Things are a bit different with the asset deal and here the already mentioned transfer of business comes into play. In short, Article 613a BGB reads that if a business or part of a business passes to a new owner, then all employment relationships existing at that time are passed along and such employment relationships cannot be terminated because of such a transfer of business or, if terminated, such termination will be invalid.


And the question in what situation a business or part of a business is deemed to be transferred is to be answered on a case-by-case basis. Either individual (production) areas of a company can be transferred or sometimes alone the transfer of equipment used for operating the company may constitute such a transfer. The decisive keyword is the so-called organisational unit.


If such a transfer of business takes place, several aspects should be observed. For example, employees have the right to object. This means that the company must notify the employees of the transfer of business and that they can object to it within one month of the date they receive such information. This is because forcing employees to work for a new employer is prohibited; and this rule applies here because unlike in a share deal, the employer changes as a result of the asset deal.
 

 

The crux of the notification required under article 613a(5) BGB

And the crux sometimes lies precisely in this notification requirement: the hurdles to ensuring the correctness of such a notification letter have now become so big that it sometimes seems almost impossible to formulate it correctly.
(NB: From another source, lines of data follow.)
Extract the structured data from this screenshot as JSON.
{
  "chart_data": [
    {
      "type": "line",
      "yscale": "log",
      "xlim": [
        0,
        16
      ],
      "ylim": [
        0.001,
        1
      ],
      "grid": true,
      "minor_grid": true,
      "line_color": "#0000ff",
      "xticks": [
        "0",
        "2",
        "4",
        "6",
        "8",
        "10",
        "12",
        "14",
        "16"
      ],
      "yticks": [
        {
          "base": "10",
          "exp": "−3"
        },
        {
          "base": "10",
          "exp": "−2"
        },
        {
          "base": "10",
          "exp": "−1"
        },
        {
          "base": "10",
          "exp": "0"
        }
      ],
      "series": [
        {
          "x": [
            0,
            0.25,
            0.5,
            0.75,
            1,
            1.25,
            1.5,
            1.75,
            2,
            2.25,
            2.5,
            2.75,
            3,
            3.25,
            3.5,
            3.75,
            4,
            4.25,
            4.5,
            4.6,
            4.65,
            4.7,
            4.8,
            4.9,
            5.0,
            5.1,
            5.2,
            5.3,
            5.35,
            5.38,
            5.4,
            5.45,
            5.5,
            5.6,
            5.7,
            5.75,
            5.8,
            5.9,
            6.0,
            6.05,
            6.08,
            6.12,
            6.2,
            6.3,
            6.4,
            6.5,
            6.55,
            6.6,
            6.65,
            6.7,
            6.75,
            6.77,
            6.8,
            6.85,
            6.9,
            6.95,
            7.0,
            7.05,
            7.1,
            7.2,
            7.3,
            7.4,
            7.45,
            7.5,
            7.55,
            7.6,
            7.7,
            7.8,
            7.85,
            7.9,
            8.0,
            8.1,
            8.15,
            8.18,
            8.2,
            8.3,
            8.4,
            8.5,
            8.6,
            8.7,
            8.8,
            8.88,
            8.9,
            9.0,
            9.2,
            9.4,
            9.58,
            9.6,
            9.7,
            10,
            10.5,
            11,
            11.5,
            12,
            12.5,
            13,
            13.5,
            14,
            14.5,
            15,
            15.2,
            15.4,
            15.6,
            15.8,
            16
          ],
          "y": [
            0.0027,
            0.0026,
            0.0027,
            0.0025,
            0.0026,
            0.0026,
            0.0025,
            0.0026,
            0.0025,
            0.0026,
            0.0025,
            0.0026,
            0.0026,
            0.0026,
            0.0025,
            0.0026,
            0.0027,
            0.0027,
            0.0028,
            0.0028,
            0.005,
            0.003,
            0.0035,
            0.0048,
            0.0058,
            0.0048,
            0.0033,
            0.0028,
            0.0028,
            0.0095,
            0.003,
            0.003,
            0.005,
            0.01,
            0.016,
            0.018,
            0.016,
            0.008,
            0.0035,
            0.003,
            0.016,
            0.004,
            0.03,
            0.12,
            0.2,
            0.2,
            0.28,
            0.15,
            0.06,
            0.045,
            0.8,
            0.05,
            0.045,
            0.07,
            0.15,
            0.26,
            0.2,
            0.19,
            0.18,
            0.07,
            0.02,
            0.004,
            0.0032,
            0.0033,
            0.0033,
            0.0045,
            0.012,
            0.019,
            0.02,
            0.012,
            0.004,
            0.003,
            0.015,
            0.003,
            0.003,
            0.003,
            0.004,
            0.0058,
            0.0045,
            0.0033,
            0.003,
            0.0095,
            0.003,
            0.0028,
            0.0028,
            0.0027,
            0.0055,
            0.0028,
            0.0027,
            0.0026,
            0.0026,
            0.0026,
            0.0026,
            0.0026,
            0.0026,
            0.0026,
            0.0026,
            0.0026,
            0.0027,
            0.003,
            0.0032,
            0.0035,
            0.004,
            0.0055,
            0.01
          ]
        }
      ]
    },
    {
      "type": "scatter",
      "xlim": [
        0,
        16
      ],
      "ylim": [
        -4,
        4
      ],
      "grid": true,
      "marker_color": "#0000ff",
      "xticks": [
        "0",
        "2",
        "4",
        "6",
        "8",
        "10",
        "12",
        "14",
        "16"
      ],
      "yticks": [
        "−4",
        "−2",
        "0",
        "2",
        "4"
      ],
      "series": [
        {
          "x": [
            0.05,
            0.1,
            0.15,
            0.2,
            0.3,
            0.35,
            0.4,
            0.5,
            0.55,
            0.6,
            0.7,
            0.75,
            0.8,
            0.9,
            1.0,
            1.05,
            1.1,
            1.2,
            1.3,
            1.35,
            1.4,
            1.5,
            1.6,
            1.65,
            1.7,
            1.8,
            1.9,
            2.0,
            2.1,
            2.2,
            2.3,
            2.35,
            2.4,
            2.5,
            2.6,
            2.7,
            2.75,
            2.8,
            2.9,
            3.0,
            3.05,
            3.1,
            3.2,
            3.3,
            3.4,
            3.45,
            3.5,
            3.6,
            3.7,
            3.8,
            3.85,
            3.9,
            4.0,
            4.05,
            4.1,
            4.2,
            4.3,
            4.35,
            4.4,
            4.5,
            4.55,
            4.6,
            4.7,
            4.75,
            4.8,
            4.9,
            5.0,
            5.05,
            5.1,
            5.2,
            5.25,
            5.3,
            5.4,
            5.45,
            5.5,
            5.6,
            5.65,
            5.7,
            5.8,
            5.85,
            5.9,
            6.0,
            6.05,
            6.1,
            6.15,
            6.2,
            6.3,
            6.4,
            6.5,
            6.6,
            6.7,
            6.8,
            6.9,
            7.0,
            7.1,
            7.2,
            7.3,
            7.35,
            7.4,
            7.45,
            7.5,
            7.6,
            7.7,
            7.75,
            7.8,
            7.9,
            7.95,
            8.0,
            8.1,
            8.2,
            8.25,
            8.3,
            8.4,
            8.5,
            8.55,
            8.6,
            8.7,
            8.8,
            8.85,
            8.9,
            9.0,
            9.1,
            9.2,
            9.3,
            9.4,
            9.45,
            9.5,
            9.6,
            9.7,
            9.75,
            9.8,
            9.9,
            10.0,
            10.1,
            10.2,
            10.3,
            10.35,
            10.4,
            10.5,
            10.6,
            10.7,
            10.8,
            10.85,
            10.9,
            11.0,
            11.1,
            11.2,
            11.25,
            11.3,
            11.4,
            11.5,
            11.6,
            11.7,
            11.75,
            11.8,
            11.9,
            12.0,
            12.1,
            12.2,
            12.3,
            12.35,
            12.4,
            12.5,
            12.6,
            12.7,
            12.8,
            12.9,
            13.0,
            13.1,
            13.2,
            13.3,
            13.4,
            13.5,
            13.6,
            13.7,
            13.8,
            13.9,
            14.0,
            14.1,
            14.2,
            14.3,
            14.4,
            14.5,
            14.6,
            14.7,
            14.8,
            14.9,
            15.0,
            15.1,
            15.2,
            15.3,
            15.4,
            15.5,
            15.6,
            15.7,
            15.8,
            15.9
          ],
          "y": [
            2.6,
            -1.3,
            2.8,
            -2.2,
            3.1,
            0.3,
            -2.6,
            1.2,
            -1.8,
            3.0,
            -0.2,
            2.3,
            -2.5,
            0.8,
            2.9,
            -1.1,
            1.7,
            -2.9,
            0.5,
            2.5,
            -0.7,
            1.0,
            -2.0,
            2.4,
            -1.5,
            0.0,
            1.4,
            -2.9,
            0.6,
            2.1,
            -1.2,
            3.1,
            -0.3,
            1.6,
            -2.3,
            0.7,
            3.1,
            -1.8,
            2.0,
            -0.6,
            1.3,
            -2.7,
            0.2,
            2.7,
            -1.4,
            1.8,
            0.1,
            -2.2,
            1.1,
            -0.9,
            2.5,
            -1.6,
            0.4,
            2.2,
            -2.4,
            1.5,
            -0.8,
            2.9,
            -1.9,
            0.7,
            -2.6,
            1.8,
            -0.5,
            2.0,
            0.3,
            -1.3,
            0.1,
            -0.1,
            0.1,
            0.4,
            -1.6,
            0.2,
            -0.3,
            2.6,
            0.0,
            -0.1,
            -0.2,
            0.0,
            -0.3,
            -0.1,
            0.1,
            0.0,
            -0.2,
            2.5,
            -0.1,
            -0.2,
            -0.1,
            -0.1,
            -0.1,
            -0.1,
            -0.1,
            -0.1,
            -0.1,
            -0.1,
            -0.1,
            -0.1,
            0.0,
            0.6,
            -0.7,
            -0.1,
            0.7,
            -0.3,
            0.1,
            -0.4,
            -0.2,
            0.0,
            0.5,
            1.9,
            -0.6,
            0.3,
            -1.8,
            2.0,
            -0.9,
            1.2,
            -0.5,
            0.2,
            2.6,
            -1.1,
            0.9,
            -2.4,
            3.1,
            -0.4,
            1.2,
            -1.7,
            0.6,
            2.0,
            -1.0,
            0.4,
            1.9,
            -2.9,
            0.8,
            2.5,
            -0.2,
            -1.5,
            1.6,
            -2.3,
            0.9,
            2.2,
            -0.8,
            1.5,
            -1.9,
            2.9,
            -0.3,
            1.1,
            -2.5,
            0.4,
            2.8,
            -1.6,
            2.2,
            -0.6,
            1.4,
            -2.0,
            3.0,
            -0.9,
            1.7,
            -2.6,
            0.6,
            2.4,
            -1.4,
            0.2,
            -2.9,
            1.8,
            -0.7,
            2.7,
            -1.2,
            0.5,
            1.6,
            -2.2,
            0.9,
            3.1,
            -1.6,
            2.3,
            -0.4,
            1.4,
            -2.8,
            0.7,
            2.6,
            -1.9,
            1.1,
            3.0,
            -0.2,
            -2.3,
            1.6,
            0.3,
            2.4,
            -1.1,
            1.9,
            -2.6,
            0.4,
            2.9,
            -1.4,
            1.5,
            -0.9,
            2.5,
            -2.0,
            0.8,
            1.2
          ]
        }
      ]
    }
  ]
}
Employees must be informed of all details of the transaction such as the timing, the reason, the legal, financial and social consequences of the transfer and measures planned to be taken in respect of the employees. Easier said than done. And it can get really complicated if both the seller and the purchaser are bound by collective agreements or have advisory councils and works agreements in place. In this case, employees must be precisely informed what rules will apply to them in the future. In such cases, Article 613a (1) BGB provides for a mechanism that is not crystal clear even after reading the provision several times.


But where is the problem? What damage does an incorrect notification do? Well, an incorrect notification may cause that the above-mentioned deadline for raising objections by employees will not begin to run. And now imagine the following scenario: You want to acquire a certain business unit that is useful to you only if acquired in its entirety with employees working there. Incorrect notification can lead to a situation that employees may still be able to leave long after the transfer by exercising their right to object.
Perhaps, this is rather a theoretical problem and, furthermore, employees should think it through whether to exercise their right of objection because if they do, they go back to their previous employer. But if he has no vacancies to fill – in the end he sold the business – then he can terminate the employee’s employment on the grounds related to the company and such termination will not be held inadmissible due to the transfer of business. Nonetheless, such risk should be taken into account beforehand or, ideally, a correct notification letter should be prepared so that it is clear at least after the one-month deadline for raising objections which employees will work for the purchaser in future.

 

Nothing is impossible

The bottom line is: okay, it's not easy, but it's not impossible, either. Depending on the type of the transaction, the relevant risks and issues should be examined, discussed and resolved in good time beforehand so that there are no unpleasant surprises afterwards and so that, also in the case of a formal issue (as with a transaction), the words of the Hermann Hesse poem "Stages" saying "A magic dwells in each (new) beginning" can come true.